Der Börsen-TagMerck verdient am KI-Boom kräftig mit
Eine starke Nachfrage aus der Halbleiterindustrie und das wachsende Life-Science-Geschäft geben Merck ordentlich Rückenwind. Nach einem unerwartet kräftigen Ergebnisanstieg im zweiten Quartal hat der Pharma- und Technologiekonzern seine Jahresziele erneut angehoben. Der neue Konzernchef Kai Beckmann ist auch dank des Booms bei Künstlicher Intelligenz (KI) optimistisch.
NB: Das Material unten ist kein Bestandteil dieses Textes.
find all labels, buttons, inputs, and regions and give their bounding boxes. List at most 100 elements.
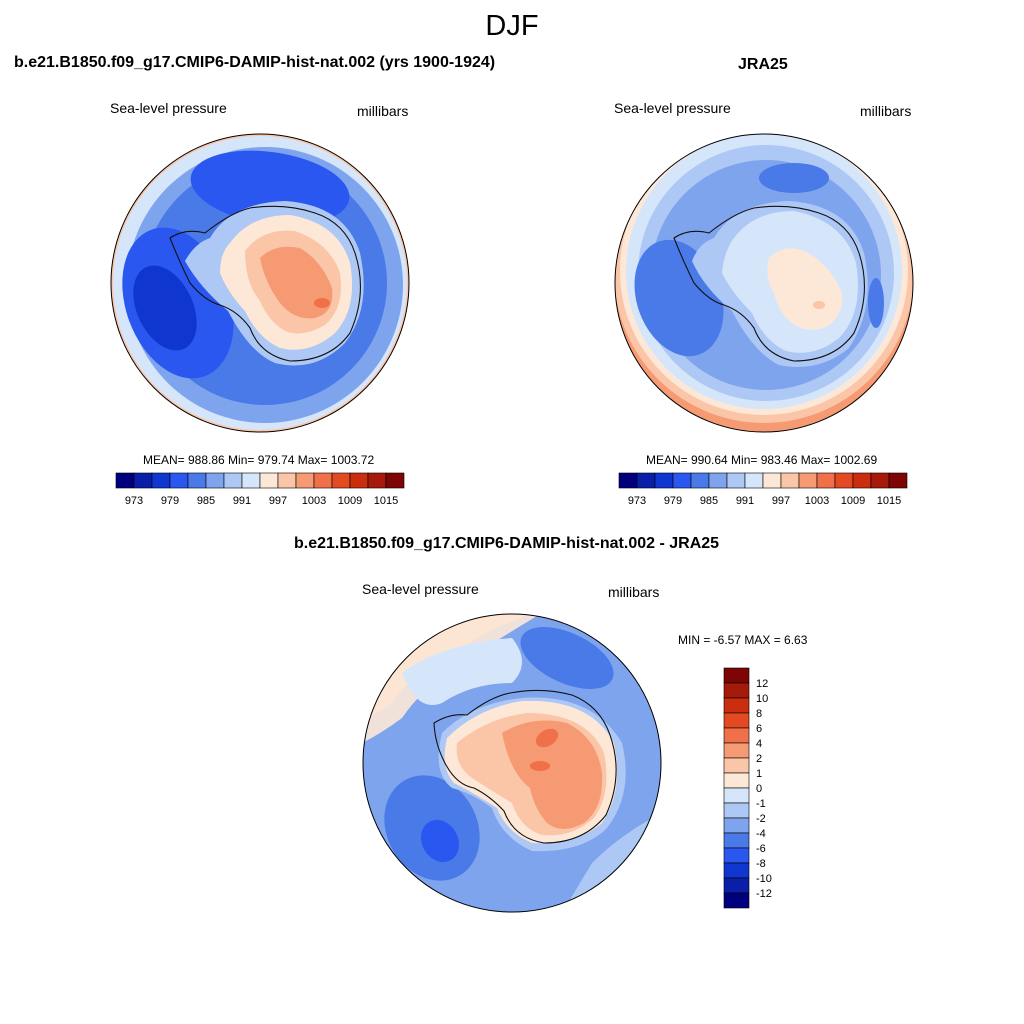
colorbar-tick-label: 10	[756, 693, 768, 705]
contour-fill	[530, 761, 550, 771]
colorbar-swatch	[654, 472, 674, 489]
colorbar-swatch	[313, 472, 333, 489]
contour-fill	[260, 246, 333, 319]
contour-fill	[813, 301, 825, 309]
colorbar-swatch	[385, 472, 405, 489]
contour-fill	[502, 720, 603, 829]
colorbar-tick-label: -4	[756, 828, 766, 840]
colorbar-swatch	[277, 472, 297, 489]
colorbar-swatch	[133, 472, 153, 489]
colorbar-swatch	[708, 472, 728, 489]
colorbar-swatch	[187, 472, 207, 489]
antarctica-coastline	[169, 205, 361, 362]
right-stats: MEAN= 990.64 Min= 983.46 Max= 1002.69	[646, 453, 878, 467]
colorbar-swatch	[723, 727, 750, 744]
colorbar-tick-label: 1015	[877, 495, 901, 507]
colorbar-tick-label: -1	[756, 798, 766, 810]
colorbar-swatch	[723, 667, 750, 684]
colorbar-swatch	[888, 472, 908, 489]
colorbar-tick-label: 973	[125, 495, 143, 507]
colorbar-swatch	[223, 472, 243, 489]
map-border	[614, 133, 914, 433]
colorbar-swatch	[636, 472, 656, 489]
right-units-label: millibars	[860, 103, 912, 119]
left-colorbar: 973 979 985 991 997 1003 1009 1015	[115, 472, 405, 507]
colorbar-tick-label: 0	[756, 783, 762, 795]
colorbar-swatch	[367, 472, 387, 489]
contour-fill	[759, 163, 829, 193]
antarctica-coastline	[673, 205, 865, 362]
colorbar-swatch	[723, 712, 750, 729]
colorbar-tick-label: -2	[756, 813, 766, 825]
colorbar-tick-label: 8	[756, 708, 762, 720]
colorbar-swatch	[295, 472, 315, 489]
right-panel-title: JRA25	[738, 56, 788, 73]
colorbar-tick-label: 12	[756, 678, 768, 690]
colorbar-swatch	[798, 472, 818, 489]
colorbar-tick-label: 997	[772, 495, 790, 507]
antarctica-coastline	[433, 689, 617, 844]
diff-panel-title: b.e21.B1850.f09_g17.CMIP6-DAMIP-hist-nat…	[294, 535, 720, 552]
right-colorbar: 973 979 985 991 997 1003 1009 1015	[618, 472, 908, 507]
colorbar-swatch	[723, 847, 750, 864]
colorbar-swatch	[618, 472, 638, 489]
colorbar-swatch	[723, 817, 750, 834]
colorbar-swatch	[723, 892, 750, 909]
left-stats: MEAN= 988.86 Min= 979.74 Max= 1003.72	[143, 453, 375, 467]
colorbar-swatch	[723, 697, 750, 714]
colorbar-swatch	[115, 472, 135, 489]
colorbar-tick-label: 979	[664, 495, 682, 507]
colorbar-swatch	[723, 832, 750, 849]
colorbar-swatch	[816, 472, 836, 489]
colorbar-swatch	[151, 472, 171, 489]
diff-units-label: millibars	[608, 584, 660, 600]
colorbar-swatch	[744, 472, 764, 489]
contour-fill	[314, 298, 330, 308]
colorbar-swatch	[780, 472, 800, 489]
right-variable-label: Sea-level pressure	[614, 100, 731, 116]
colorbar-swatch	[723, 682, 750, 699]
map-border	[110, 133, 410, 433]
colorbar-swatch	[349, 472, 369, 489]
colorbar-tick-label: 1009	[338, 495, 362, 507]
colorbar-tick-label: 1003	[302, 495, 326, 507]
colorbar-tick-label: 1009	[841, 495, 865, 507]
colorbar-tick-label: 985	[700, 495, 718, 507]
colorbar-swatch	[834, 472, 854, 489]
diff-polar-map	[362, 613, 662, 913]
colorbar-swatch	[331, 472, 351, 489]
colorbar-tick-label: 6	[756, 723, 762, 735]
colorbar-swatch	[723, 757, 750, 774]
colorbar-swatch	[169, 472, 189, 489]
left-polar-map	[110, 133, 410, 433]
right-polar-map	[614, 133, 914, 433]
colorbar-tick-label: 1003	[805, 495, 829, 507]
colorbar-tick-label: -6	[756, 843, 766, 855]
contour-fill	[402, 638, 522, 705]
left-panel-title: b.e21.B1850.f09_g17.CMIP6-DAMIP-hist-nat…	[14, 54, 496, 71]
colorbar-swatch	[672, 472, 692, 489]
colorbar-swatch	[726, 472, 746, 489]
colorbar-tick-label: 1015	[374, 495, 398, 507]
colorbar-tick-label: -10	[756, 873, 772, 885]
diff-variable-label: Sea-level pressure	[362, 581, 479, 597]
colorbar-tick-label: 985	[197, 495, 215, 507]
contour-fill	[420, 819, 460, 863]
colorbar-tick-label: 991	[736, 495, 754, 507]
left-units-label: millibars	[357, 103, 409, 119]
contour-fill	[767, 248, 843, 330]
contour-fill	[868, 278, 884, 328]
colorbar-tick-label: 1	[756, 768, 762, 780]
colorbar-swatch	[723, 772, 750, 789]
contour-fill	[535, 728, 559, 748]
colorbar-swatch	[870, 472, 890, 489]
colorbar-swatch	[723, 862, 750, 879]
colorbar-swatch	[241, 472, 261, 489]
colorbar-tick-label: 979	[161, 495, 179, 507]
colorbar-tick-label: -8	[756, 858, 766, 870]
contour-fill	[520, 627, 614, 689]
colorbar-swatch	[723, 802, 750, 819]
colorbar-swatch	[690, 472, 710, 489]
colorbar-tick-label: 997	[269, 495, 287, 507]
"Die steigenden KI-Kosten sind ein Treiber unseres Halbleitergeschäfts", sagte er bei der Vorstellung der Quartalsbilanz. Merck erwartet 2026 nun einen Umsatz zwischen 21,0 und 21,8 Milliarden Euro sowie ein bereinigtes operatives Ergebnis (Ebitda) zwischen 5,9 und 6,3 Milliarden Euro. Im Mai hatte Merck seine Prognose bereits erhöht und zuletzt einen Umsatz zwischen 20,4 und 21,4 Milliarden sowie ein Ergebnis von 5,7 bis 6,1 Milliarden in Aussicht gestellt.
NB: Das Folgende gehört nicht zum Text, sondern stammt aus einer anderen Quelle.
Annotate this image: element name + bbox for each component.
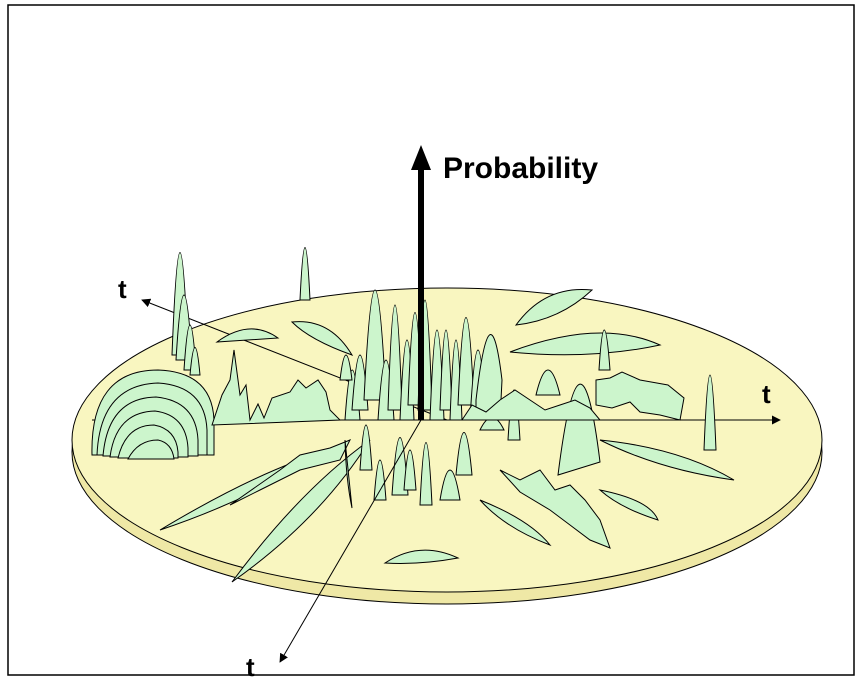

Treiber der Entwicklung ist die Geschäftseinheit Semiconductor Solutions, die im abgelaufenen Jahresviertel organisch um gut 17 Prozent wuchs. Als Zulieferer der Halbleiterindustrie stellt Merck Spezialmaterialien und chemische Lösungen her, die für die Produktion hochkomplexer Mikrochips benötigt werden. Diese Chips bilden das Herzstück von KI-Anwendungen und Rechenzentren. Ein Ende der hohen Nachfrage ist Beckmann zufolge vorerst nicht in Sicht.